House Pushes For Currency Manipulation To Be Addressed In TPP, Senate Introduces Currency Exchange Rate Oversight Reform Act Of 2013
The letter states: "Exchange rates strongly influence trade flows, and, in recent years, currency manipulation has contributed to the U.S. trade deficit and cost us American jobs. Incorporating currency provisions in the agreement will strengthen our ability to combat these unfair trade practices and help to create a level playing field for American workers, businesses, and farmers.
"Undervalued exchange rates allow other countries to boost exports of their products and to impede exports of ours. They also contribute to trade imbalances and market access limitations that make it difficult for U.S. companies to compete in foreign countries."
Lawmakers are particularly concerned over the inclusion of Japan in the agreement, because the country "has a well-documented history of manipulating the value of the yen to help its exporters," Rep. Dingell said. "We cannot allow this practice to continue if Japan is to enjoy the benefits of free trade with the United States. Strong and enforceable currency manipulation provisions must be included in TPP in order to prevent Japan from continuing in this market-distorting and unfair practice."
Japan will join the 11 TPP member countries — Australia, Brunei Darussalam, Canada, Chile, Malaysia, Mexico, New Zealand, Peru, Singapore, the United States and Vietnam — at the 18th round of negotiations scheduled to be held July 15-25 in Kuala Lumpur, Malaysia. Upon Japan's entry, TPP countries will account for nearly 40 percent of global gross domestic product and approximately one-third of total world trade, the U.S. Trade Representative reports.
Following Japan's admission into the negotiations, China reportedly has said it is considering joining the U.S.-led TPP trade talks.

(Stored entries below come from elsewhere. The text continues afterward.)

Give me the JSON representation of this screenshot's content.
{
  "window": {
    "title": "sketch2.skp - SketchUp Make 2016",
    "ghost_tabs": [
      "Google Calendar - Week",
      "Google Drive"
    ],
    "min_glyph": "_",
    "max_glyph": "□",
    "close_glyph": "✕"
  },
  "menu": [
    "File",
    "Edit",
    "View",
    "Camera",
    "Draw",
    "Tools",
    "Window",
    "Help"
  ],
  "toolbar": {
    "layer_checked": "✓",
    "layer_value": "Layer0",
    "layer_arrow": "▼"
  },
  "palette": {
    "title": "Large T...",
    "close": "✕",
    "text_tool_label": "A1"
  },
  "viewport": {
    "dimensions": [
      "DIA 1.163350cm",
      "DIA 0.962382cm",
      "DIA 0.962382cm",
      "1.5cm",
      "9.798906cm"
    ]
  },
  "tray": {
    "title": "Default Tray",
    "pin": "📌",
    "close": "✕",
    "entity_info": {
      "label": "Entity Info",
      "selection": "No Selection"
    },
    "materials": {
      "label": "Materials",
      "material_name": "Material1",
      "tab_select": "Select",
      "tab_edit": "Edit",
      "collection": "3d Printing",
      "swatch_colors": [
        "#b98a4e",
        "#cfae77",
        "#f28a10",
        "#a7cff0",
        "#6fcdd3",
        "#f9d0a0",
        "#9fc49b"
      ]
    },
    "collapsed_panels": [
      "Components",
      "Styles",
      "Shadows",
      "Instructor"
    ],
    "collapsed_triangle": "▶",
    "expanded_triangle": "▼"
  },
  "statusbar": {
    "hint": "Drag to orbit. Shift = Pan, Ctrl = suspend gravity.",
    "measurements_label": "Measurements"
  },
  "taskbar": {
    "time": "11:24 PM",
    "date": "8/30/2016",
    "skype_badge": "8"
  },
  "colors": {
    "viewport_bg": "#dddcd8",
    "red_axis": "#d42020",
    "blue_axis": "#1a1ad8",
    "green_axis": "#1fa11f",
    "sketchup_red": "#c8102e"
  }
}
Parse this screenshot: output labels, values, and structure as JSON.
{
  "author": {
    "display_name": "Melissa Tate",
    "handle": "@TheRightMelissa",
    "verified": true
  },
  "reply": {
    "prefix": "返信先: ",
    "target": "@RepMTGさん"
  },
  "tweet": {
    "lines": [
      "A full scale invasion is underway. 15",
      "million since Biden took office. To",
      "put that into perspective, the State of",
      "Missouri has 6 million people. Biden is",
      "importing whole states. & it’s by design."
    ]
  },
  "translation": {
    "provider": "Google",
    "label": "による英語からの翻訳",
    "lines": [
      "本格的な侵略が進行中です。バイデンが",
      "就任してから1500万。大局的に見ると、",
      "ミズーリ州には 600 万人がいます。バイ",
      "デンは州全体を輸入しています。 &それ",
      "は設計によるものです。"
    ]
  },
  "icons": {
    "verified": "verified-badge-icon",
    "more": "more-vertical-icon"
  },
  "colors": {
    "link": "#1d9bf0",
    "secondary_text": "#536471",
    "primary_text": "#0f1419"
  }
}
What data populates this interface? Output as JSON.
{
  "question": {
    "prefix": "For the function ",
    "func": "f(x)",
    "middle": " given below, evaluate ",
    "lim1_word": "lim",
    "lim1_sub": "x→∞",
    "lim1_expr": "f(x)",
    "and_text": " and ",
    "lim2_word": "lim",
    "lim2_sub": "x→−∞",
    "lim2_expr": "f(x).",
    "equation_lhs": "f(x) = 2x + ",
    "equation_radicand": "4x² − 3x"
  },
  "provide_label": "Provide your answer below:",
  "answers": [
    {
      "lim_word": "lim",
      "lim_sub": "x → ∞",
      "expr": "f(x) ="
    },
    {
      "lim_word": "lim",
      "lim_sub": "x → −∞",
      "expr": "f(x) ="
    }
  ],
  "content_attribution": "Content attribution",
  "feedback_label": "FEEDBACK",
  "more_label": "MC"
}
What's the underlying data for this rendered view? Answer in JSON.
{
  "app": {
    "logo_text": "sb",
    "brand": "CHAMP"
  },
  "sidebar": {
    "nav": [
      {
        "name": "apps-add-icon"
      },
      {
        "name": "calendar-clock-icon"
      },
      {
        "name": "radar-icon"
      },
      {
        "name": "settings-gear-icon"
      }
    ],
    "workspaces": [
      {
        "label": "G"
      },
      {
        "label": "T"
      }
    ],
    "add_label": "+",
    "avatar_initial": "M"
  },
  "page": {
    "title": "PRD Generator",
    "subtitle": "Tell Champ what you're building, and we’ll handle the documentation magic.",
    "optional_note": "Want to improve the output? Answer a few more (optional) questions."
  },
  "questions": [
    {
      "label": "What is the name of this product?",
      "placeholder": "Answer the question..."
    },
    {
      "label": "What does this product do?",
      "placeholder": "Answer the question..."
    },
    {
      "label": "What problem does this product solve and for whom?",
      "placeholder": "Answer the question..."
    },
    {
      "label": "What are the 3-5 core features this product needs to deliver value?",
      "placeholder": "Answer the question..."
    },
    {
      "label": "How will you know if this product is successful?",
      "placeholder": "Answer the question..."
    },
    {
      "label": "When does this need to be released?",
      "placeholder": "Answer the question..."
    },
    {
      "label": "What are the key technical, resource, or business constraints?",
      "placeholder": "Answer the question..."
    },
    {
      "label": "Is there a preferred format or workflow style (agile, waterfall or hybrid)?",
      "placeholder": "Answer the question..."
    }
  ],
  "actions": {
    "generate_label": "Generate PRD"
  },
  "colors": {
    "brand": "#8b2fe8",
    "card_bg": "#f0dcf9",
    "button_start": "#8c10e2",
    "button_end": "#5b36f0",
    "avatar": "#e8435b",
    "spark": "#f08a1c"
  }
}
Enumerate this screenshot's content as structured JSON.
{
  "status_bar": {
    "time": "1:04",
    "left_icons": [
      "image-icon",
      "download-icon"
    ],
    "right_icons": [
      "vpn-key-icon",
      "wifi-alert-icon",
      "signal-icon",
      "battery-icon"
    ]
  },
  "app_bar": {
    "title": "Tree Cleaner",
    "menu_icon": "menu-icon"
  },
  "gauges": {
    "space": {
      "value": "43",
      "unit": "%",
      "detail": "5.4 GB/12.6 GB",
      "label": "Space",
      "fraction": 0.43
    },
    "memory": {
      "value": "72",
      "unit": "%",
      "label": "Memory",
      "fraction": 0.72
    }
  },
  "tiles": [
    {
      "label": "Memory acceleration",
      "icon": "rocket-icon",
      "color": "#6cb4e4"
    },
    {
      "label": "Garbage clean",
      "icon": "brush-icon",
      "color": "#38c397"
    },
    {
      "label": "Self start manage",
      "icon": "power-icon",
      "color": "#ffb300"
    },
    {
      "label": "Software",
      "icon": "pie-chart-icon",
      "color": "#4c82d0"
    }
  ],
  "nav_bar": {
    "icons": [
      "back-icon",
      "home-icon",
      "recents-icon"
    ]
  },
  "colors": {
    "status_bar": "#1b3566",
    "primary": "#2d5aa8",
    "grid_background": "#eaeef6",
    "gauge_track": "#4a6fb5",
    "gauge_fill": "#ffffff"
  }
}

The Alliance for American Manufacturing (AAM) praised the bipartisan group of House members for its letter, stating: "These Members have sent a clear message to President Obama that trading partners like Japan must open their markets and stop manipulating their currencies if they hope to join the TPP. The Asia-Pacific region includes a number of countries that manipulate their exchange rates. Addressing currency manipulation is critical to ensuring that U.S. companies gain reciprocal market access and a level playing field in the TPP."
In the Senate, Sherrod Brown, D-Ohio, Charles Schumer, D-N.Y., Lindsey Graham, R-S.C., Debbie Stabenow, D-Mich., Jeff Sessions, R-Ala., Robert Casey, D-Pa., Richard Burr, R-N.C., and Susan Collins, R-Maine, have introduced the Currency Exchange Rate Oversight Reform Act of 2013 — a bipartisan legislation intended to reform and enhance currency exchange rate oversight by providing tools to address the economic impact currency manipulation has on U.S. manufacturers and by specifying consequences for countries that fail to eliminate currency misalignment. The legislation mirrors the Currency Exchange Rate Oversight Reform Act of 2011 (see " Senators Introduce Currency Exchange Rate Oversight Reform Act Of 2011," Sept. 27, 2013, TextileWorld.com), which was passed by the Senate in a vote of 63-35 on Oct. 11, 2011.
The Fair Currency Coalition has urged the Obama administration to endorse the bill, saying: "On behalf of its broad membership, the FCC is delighted and grateful that the bill has been reintroduced in the U.S. Senate. Competitive currency depreciation by national governments has only become more prevalent in the last two years, distorting as much as one-third of the global economy. Manipulated exchange rates subvert the normal working of market forces, skew trade and investment flows, and enable foreign governments to pick winners and losers among American industry. This mercantilist behavior has created serious damage to the U.S. economy and its workers and generated dangerous global imbalances that will only worsen if timely corrective measures are not taken."
The AAM also has voiced its support for immediate passage of the bill.